Havia momentos em que eu achava dentro em mim a imagem de duas Emílias, uma para o meu desprezo, outra para o meu amor. E minha alma, ora exaltava-se em seu orgulho para cuspir a baba da indignação às faces daquela, ora ajoelhava humilde e dolente para chorar seu infortúnio aos pés desta.
Passara uma parte da noite a reler os versos do Álvares; ainda os tenho de cor apesar dos esforços que faço para esquecê-los. Eles por aí correm num volume de poesias, recentemente publicado por esse moço. Tem por epígrafe — A ela.
Quando o sol espancou as trevas, não sei que serenidade derramou-se em meu seio. Era talvez a saciedade do sofrimento.

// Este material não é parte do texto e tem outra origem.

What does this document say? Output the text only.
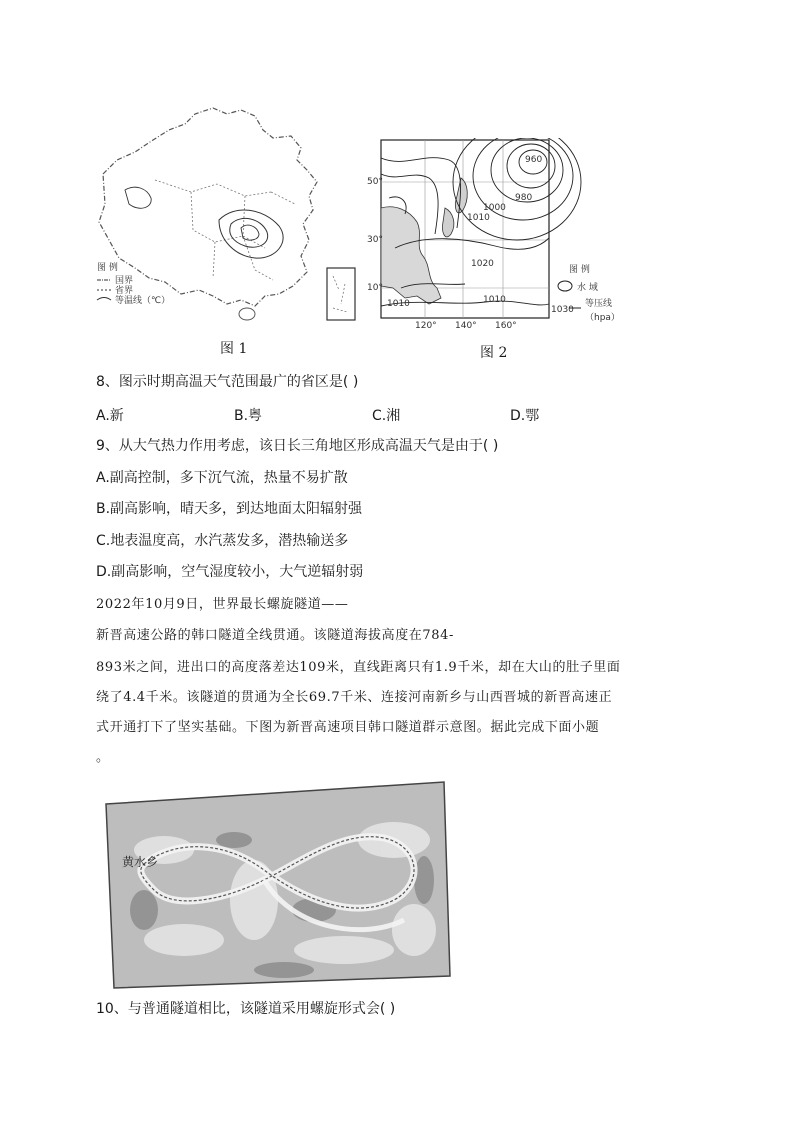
图 例
国界
省界
等温线（℃）
图 1
960
980
1000
1010
1020
1010
1010
50°
30°
10°
120° 140° 160°
图 例
水 域
1030
等压线
（hpa）
图 2
8、图示时期高温天气范围最广的省区是( )
A.新	B.粤	C.湘	D.鄂
9、从大气热力作用考虑，该日长三角地区形成高温天气是由于( )
A.副高控制，多下沉气流，热量不易扩散
B.副高影响，晴天多，到达地面太阳辐射强
C.地表温度高，水汽蒸发多，潜热输送多
D.副高影响，空气湿度较小，大气逆辐射弱
2022年10月9日，世界最长螺旋隧道——
新晋高速公路的韩口隧道全线贯通。该隧道海拔高度在784-
893米之间，进出口的高度落差达109米，直线距离只有1.9千米，却在大山的肚子里面
绕了4.4千米。该隧道的贯通为全长69.7千米、连接河南新乡与山西晋城的新晋高速正
式开通打下了坚实基础。下图为新晋高速项目韩口隧道群示意图。据此完成下面小题
。
黄水乡
10、与普通隧道相比，该隧道采用螺旋形式会( )
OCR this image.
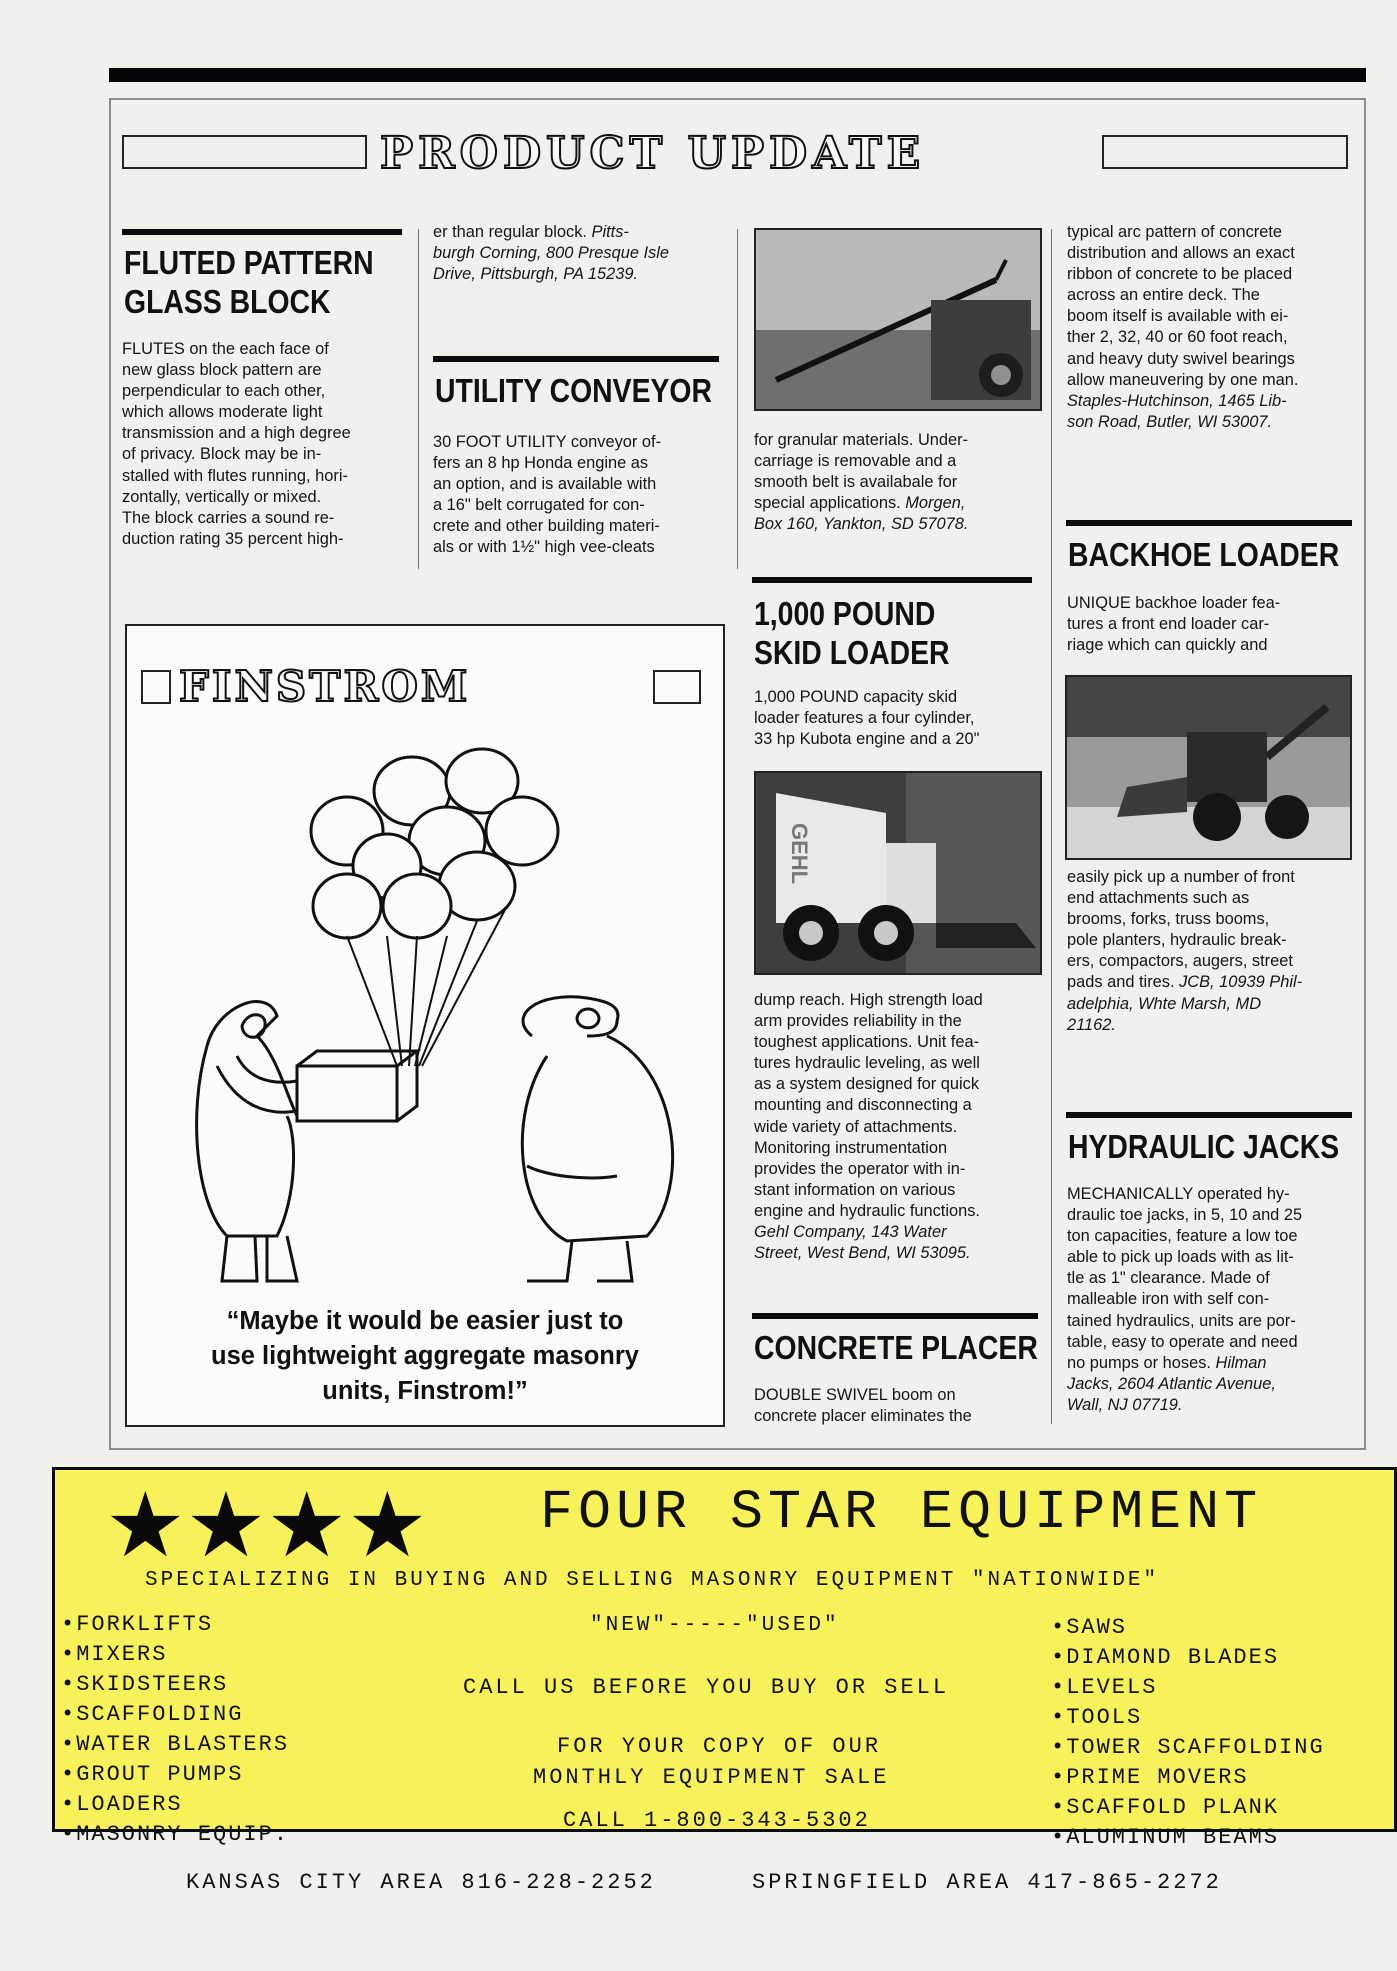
PRODUCT UPDATE
FLUTED PATTERN
GLASS BLOCK
FLUTES on the each face of
new glass block pattern are
perpendicular to each other,
which allows moderate light
transmission and a high degree
of privacy. Block may be in-
stalled with flutes running, hori-
zontally, vertically or mixed.
The block carries a sound re-
duction rating 35 percent high-
er than regular block. Pitts-
burgh Corning, 800 Presque Isle
Drive, Pittsburgh, PA 15239.
UTILITY CONVEYOR
30 FOOT UTILITY conveyor of-
fers an 8 hp Honda engine as
an option, and is available with
a 16" belt corrugated for con-
crete and other building materi-
als or with 1½" high vee-cleats
for granular materials. Under-
carriage is removable and a
smooth belt is availabale for
special applications. Morgen,
Box 160, Yankton, SD 57078.
1,000 POUND
SKID LOADER
1,000 POUND capacity skid
loader features a four cylinder,
33 hp Kubota engine and a 20"
GEHL
dump reach. High strength load
arm provides reliability in the
toughest applications. Unit fea-
tures hydraulic leveling, as well
as a system designed for quick
mounting and disconnecting a
wide variety of attachments.
Monitoring instrumentation
provides the operator with in-
stant information on various
engine and hydraulic functions.
Gehl Company, 143 Water
Street, West Bend, WI 53095.
CONCRETE PLACER
DOUBLE SWIVEL boom on
concrete placer eliminates the
typical arc pattern of concrete
distribution and allows an exact
ribbon of concrete to be placed
across an entire deck. The
boom itself is available with ei-
ther 2, 32, 40 or 60 foot reach,
and heavy duty swivel bearings
allow maneuvering by one man.
Staples-Hutchinson, 1465 Lib-
son Road, Butler, WI 53007.
BACKHOE LOADER
UNIQUE backhoe loader fea-
tures a front end loader car-
riage which can quickly and
easily pick up a number of front
end attachments such as
brooms, forks, truss booms,
pole planters, hydraulic break-
ers, compactors, augers, street
pads and tires. JCB, 10939 Phil-
adelphia, Whte Marsh, MD
21162.
HYDRAULIC JACKS
MECHANICALLY operated hy-
draulic toe jacks, in 5, 10 and 25
ton capacities, feature a low toe
able to pick up loads with as lit-
tle as 1" clearance. Made of
malleable iron with self con-
tained hydraulics, units are por-
table, easy to operate and need
no pumps or hoses. Hilman
Jacks, 2604 Atlantic Avenue,
Wall, NJ 07719.
FINSTROM
“Maybe it would be easier just to
use lightweight aggregate masonry
units, Finstrom!”
★★★★ FOUR STAR EQUIPMENT
SPECIALIZING IN BUYING AND SELLING MASONRY EQUIPMENT "NATIONWIDE"
•FORKLIFTS
•MIXERS
•SKIDSTEERS
•SCAFFOLDING
•WATER BLASTERS
•GROUT PUMPS
•LOADERS
•MASONRY EQUIP.
"NEW"-----"USED"
CALL US BEFORE YOU BUY OR SELL
FOR YOUR COPY OF OUR
MONTHLY EQUIPMENT SALE
CALL 1-800-343-5302
•SAWS
•DIAMOND BLADES
•LEVELS
•TOOLS
•TOWER SCAFFOLDING
•PRIME MOVERS
•SCAFFOLD PLANK
•ALUMINUM BEAMS
KANSAS CITY AREA 816-228-2252	SPRINGFIELD AREA 417-865-2272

Emília veio meiga e serena, como a tinha deixado na véspera. O baile longe de fatigar, repousava sempre essa incompreensível criatura. Havia no sorriso dos lábios, no cetim das faces e na irradiação do olhar, o primor de virgindade que têm as flores recentemente desabrochadas. Quem visse essas límpidas auroras de sua beleza, julgaria que ela acabava de nascer moça, ao despontar do sol, como as rosas e as borboletas. Tal era o frescor e o viço da sua formosura.
Quando a percebi de longe, senti que o meu coração exauria-se; a indignação que o enchera até aquele momento fugiu dele. Temia que o primeiro olhar de Emília dissipasse a minha cólera, e que sua primeira palavra me curvasse a seus pés humilhado ainda por um amor já indigno.